Goleiro Bruno poderá ir para o semiaberto só em 2019

O TJ-MG atualizou o atestado de pena do goleiro Bruno Fernandes, condenado, em 2013, a 22 anos e 3 meses pelo assassinato e ocultação de cadáver de Eliza Samúdio, e pelo sequestro e cárcere privado do filho; no documento do TJ-MG, consta que o goleiro poderá pedir a progressão de pena para o regime semiaberto a partir de 11 de março de 2019; a defesa esperava que, ao conseguir o semiaberto este ano, Bruno pudesse voltar a jogar no Boa Esporte, em Varginha (MG)

Brasil, Belo Horizonte, MG. 20/10/2010. O goleiro Bruno Fernandes das Dores de Souza (c) é conduzido por policiais para audiência realizada no II Tribunal do Júri, em Belo Horizonte (MG). Começou na tarde de 20 de outubro de 2010 o depoimento de 22 testem
Brasil, Belo Horizonte, MG. 20/10/2010. O goleiro Bruno Fernandes das Dores de Souza (c) é conduzido por policiais para audiência realizada no II Tribunal do Júri, em Belo Horizonte (MG). Começou na tarde de 20 de outubro de 2010 o depoimento de 22 testem (Foto: Leonardo Lucena)

Minas 247 - O Tribunal de Justiça de Minas Gerais (TJMG) atualizou nesta quinta-feira (8) o atestado de pena do goleiro Bruno Fernandes, condenado, em 2013, a 22 anos e 3 meses pelo assassinato e ocultação de cadáver de Eliza Samúdio, e pelo sequestro e cárcere privado do filho.
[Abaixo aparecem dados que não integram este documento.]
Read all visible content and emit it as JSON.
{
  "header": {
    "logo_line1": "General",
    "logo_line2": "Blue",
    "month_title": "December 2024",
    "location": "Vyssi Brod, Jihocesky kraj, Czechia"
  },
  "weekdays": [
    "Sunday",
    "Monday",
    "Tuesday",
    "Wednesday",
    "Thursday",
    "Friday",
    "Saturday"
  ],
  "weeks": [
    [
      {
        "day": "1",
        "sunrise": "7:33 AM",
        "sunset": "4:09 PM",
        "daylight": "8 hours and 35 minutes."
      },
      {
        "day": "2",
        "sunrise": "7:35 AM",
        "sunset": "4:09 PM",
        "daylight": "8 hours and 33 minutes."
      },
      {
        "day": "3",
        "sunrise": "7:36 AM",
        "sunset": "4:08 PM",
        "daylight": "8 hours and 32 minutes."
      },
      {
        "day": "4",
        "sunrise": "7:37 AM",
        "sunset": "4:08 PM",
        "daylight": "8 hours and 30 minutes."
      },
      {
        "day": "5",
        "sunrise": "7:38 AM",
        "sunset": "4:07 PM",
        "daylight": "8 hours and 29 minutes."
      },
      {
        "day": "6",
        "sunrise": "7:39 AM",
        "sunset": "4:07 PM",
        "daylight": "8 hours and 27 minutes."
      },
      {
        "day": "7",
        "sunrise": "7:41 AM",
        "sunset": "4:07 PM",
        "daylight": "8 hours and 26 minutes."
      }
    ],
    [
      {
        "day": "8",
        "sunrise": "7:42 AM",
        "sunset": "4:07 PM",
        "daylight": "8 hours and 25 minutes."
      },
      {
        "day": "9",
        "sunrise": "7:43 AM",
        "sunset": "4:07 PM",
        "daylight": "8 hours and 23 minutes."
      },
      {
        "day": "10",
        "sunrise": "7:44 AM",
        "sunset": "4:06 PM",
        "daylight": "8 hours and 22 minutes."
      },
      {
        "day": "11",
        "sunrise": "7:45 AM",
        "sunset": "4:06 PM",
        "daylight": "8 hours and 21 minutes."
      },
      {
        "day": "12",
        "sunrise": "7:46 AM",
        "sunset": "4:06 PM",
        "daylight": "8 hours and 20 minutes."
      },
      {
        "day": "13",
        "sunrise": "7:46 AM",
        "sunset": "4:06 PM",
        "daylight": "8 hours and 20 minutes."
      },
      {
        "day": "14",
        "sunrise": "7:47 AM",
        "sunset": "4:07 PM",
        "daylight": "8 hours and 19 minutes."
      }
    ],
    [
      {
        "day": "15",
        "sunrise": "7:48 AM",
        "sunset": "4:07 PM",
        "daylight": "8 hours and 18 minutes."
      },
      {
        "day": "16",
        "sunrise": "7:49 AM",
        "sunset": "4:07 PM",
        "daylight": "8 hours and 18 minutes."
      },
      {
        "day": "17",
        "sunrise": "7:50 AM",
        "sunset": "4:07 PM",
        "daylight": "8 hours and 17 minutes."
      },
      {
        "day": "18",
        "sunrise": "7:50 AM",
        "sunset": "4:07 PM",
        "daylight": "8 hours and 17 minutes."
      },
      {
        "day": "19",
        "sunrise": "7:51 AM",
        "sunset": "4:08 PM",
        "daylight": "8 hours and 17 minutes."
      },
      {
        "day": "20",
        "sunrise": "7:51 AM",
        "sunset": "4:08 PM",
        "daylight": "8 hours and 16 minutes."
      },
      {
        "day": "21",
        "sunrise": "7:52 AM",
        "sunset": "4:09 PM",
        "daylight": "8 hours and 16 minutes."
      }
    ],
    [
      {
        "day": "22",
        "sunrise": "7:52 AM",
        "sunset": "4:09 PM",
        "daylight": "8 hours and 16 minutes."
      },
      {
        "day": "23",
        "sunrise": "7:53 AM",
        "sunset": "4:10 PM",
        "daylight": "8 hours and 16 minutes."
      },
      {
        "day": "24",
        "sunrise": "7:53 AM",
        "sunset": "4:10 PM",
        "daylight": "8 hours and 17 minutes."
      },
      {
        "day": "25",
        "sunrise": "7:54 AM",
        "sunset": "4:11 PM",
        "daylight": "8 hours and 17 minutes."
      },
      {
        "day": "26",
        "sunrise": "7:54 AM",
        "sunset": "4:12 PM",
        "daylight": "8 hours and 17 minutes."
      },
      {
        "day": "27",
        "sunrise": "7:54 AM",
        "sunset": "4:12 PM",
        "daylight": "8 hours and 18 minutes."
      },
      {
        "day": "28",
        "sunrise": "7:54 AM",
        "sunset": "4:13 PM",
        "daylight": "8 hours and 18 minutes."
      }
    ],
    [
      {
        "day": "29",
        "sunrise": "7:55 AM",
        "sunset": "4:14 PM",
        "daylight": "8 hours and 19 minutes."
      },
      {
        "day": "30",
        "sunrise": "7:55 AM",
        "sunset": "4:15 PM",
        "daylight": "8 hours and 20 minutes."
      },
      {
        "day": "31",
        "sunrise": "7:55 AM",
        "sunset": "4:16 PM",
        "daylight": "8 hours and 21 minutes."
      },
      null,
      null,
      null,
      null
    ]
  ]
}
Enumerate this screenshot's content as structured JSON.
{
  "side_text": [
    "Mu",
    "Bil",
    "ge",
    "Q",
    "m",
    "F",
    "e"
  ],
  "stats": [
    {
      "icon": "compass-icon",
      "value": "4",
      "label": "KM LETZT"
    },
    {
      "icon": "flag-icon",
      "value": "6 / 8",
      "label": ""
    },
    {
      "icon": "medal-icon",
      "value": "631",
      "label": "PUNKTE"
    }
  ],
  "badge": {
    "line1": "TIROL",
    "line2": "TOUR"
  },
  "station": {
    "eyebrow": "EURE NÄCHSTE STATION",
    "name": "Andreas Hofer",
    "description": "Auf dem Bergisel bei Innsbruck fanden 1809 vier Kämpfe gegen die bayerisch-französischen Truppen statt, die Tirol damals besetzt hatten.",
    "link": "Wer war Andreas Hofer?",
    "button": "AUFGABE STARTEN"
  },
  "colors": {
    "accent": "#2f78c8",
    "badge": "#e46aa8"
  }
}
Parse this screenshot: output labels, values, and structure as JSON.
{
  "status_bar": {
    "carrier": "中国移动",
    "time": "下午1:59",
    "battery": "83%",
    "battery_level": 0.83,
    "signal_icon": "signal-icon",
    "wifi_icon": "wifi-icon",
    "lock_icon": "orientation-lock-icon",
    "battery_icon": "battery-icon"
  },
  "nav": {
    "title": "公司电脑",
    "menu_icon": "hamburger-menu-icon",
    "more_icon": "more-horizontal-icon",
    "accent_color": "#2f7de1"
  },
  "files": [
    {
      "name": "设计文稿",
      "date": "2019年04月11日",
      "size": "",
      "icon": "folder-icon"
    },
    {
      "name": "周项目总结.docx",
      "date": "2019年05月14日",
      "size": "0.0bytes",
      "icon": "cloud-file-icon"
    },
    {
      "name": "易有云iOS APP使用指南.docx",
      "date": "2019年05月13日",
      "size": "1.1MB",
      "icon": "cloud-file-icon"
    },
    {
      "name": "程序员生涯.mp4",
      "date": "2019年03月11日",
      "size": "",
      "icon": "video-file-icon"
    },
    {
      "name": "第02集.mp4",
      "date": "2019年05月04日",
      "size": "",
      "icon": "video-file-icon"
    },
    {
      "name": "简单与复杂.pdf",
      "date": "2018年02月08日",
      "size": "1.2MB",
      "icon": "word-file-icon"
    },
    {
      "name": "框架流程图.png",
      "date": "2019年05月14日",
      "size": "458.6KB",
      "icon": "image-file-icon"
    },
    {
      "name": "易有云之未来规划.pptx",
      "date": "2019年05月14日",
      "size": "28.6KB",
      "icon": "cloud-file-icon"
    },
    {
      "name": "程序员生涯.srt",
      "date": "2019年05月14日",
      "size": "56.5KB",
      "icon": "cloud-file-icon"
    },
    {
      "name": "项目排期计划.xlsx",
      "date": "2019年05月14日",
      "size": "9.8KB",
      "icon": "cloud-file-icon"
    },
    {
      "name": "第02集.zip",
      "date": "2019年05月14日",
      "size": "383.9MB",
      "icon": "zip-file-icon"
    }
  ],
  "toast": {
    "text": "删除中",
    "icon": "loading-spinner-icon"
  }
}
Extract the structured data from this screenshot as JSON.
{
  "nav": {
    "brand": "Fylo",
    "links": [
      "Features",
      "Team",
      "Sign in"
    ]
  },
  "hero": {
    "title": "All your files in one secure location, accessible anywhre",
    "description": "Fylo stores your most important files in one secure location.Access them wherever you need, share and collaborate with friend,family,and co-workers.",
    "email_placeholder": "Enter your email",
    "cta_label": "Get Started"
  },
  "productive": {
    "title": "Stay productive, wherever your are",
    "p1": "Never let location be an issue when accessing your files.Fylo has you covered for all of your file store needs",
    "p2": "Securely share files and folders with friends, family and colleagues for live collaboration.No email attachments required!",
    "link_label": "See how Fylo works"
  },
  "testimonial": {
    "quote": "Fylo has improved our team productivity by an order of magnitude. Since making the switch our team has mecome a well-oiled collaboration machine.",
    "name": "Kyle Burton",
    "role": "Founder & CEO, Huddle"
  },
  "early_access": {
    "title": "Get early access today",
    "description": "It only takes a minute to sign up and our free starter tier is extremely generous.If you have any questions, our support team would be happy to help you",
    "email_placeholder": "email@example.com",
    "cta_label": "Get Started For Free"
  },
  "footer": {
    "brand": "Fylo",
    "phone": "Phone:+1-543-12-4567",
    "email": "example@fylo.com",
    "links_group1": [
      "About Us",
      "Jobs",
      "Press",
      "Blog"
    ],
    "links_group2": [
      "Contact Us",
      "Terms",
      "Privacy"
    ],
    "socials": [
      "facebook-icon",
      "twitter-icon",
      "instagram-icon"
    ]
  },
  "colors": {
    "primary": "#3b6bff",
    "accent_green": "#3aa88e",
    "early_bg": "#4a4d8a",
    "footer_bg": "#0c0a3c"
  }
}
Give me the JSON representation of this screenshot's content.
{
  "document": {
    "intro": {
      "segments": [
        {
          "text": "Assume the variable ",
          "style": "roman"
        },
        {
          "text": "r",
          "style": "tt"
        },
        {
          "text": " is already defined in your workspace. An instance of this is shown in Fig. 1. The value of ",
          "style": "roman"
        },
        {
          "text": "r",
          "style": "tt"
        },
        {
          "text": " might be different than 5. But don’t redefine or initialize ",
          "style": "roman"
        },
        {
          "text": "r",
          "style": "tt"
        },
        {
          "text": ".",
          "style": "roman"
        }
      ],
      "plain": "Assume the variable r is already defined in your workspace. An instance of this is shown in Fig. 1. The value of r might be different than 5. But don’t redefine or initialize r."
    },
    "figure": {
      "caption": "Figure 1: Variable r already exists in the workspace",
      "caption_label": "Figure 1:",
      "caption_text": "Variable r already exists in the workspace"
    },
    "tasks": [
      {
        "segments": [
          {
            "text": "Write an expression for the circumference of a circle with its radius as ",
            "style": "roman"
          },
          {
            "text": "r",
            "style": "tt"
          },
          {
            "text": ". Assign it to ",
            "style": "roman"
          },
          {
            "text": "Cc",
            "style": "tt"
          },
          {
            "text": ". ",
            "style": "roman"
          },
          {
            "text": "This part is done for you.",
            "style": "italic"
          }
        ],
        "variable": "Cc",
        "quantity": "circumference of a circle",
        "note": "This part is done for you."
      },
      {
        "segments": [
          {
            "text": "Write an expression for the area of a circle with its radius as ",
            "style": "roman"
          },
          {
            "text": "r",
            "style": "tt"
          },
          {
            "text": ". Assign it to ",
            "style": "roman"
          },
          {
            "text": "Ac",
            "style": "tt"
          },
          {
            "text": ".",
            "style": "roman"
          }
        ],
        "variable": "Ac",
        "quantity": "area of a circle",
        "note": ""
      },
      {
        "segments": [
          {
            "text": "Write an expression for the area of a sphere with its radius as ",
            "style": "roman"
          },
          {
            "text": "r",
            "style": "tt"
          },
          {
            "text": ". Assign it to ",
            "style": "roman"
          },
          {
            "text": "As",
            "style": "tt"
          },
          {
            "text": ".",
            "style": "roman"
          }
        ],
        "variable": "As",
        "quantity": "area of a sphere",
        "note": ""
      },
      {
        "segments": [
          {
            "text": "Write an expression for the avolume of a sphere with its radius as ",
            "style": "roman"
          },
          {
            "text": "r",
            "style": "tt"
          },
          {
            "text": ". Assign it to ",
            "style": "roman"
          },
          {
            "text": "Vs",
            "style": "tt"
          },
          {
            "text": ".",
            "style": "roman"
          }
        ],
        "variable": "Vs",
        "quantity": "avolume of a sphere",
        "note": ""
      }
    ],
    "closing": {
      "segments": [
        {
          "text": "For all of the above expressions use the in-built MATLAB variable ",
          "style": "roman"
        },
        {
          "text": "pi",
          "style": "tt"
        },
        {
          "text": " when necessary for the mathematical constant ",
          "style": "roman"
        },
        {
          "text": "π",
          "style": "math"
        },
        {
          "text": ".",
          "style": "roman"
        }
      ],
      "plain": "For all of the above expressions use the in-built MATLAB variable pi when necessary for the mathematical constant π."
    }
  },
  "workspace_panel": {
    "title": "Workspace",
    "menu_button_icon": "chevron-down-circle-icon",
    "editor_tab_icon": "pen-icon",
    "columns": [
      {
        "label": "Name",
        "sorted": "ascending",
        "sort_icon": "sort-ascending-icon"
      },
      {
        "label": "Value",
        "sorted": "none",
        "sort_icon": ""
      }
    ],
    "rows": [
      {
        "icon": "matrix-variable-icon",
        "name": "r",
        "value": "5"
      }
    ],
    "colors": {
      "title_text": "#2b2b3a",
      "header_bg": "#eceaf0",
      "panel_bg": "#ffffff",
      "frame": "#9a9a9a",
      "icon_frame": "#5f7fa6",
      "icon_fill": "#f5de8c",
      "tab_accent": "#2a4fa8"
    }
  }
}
O jogador foi preso em julho de 2010, quando se entregou à Polícia Civil do Rio de Janeiro.

No documento do TJ-MG, consta que o goleiro poderá pedir a progressão de pena para o regime semiaberto a partir de 11 de março de 2019. A defesa esperava que, ao conseguir o semiaberto este ano, Bruno pudesse voltar a jogar no Boa Esporte, em Varginha (MG).

O juiz Oilson Hoffman, da 1ª Vara Criminal de Varginha, informou que outros fatores estão sendo avaliados e podem interferir no tempo da pena. Ao G1, o magistrado não confirmou que o Bruno só poderá solicitar o regime semiaberto a partir de 2019.

O goleiro cumpre a pena em Varginha desde o final de abril deste ano. Caso houvesse progressão de pena, ele teria o direito não apenas de trabalhar, mas também de dormir em casa. Segundo o o juiz, a medida é possível, porque a cidade não possui uma unidade da Apac (Associação de Proteção e Assistência ao Condenado) em funcionamento e os presidiários com o direito de avançar ao regime semiaberto podem ficar nas próprias residências.